Остафий набычил голову и, не говоря уже ни слова, страдая и все же не находя этих самых последних живых слов, зашагал к подводе, переставляя ноги с тем вниманием, когда готовят и помнят каждый свой шаг, опустошенно и грузно плюхнулся в телегу. Микита шевельнул вожжами, зачмокал губами — ляжки лошадей взбугрились мускулами, и лошади выдернули возок из хлябкой весенней грязи, повезли воеводу и нехитрый скарб его к Томи, к стругу. Казаки молчаливой толпой шли за возком до самой реки.
В роду Харламовых принято было долго жить, и боярский сын Остафий Харламов Михалевский жил долго. Ходил на приискание новых землиц для государя. Открыл в приобских степях соляное озеро, склонив калмыцкого тайшу Мангута к шерти России.
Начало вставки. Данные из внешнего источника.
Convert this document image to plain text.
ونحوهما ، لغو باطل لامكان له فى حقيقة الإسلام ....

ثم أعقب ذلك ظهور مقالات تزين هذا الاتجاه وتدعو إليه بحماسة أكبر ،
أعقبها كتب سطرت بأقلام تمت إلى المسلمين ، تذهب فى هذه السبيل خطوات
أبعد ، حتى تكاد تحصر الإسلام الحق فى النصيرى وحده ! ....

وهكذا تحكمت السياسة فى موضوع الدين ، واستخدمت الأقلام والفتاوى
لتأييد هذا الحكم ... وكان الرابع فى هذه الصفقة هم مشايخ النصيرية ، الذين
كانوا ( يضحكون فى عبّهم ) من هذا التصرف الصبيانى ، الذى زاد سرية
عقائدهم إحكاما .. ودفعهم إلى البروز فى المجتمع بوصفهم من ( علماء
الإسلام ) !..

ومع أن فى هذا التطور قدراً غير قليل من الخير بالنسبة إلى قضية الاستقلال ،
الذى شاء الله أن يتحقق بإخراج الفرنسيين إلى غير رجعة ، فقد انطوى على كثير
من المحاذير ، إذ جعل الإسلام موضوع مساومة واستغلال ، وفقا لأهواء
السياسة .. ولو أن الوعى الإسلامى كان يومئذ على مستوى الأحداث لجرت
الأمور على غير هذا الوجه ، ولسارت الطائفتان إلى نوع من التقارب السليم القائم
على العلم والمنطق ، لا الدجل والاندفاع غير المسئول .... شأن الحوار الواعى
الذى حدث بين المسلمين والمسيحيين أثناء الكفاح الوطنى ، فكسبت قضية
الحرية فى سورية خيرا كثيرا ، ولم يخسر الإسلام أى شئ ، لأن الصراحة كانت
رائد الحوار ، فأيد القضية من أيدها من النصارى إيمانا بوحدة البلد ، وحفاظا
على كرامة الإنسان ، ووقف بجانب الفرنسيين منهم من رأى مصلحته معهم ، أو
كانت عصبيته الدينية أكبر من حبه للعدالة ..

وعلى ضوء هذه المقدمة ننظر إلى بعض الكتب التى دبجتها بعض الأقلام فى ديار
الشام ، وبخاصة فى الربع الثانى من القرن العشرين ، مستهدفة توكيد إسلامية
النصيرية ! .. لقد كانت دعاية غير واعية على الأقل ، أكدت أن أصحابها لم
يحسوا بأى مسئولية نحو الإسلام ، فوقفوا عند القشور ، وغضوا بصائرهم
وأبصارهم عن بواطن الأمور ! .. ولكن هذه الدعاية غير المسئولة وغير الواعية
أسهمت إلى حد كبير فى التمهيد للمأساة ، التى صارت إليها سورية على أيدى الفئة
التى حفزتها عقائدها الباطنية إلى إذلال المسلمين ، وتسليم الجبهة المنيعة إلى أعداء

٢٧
В то время прекратился подвоз соли из Тобольска в Томский город и томские воеводы по достоинству оценили открытие Харламова. Однако заметных перемен в судьбе Остафия не произошло. Все так же ходил он замирять немирных калмыков, посылал из дальних улусов отписки, подписываясь уничижительно «Осташко Харламов».
Беспокойная и трудная служба швыряла Остафия из одного края Сибири в другой: то он оказывался под Тюменью, то в краю якутов.
Весна 1629 года застает его в должности прикащика Нижней Ницынской слободы — чине сколь малом, столь и обременительном. Как и в Кузнецке, неустанно хлопочет Остафий об укреплении этого казачьего городка, окруженного «ордами многими колмацких воинских людей».
Если бы досужий ум чей-то задался целью выдумать судьбу беспокойную и подверженную постоянным опасностям, то он должен был бы признать, что жизнь Остафия Харламова удивительней, опасней и беспокойнее любой придуманной судьбы.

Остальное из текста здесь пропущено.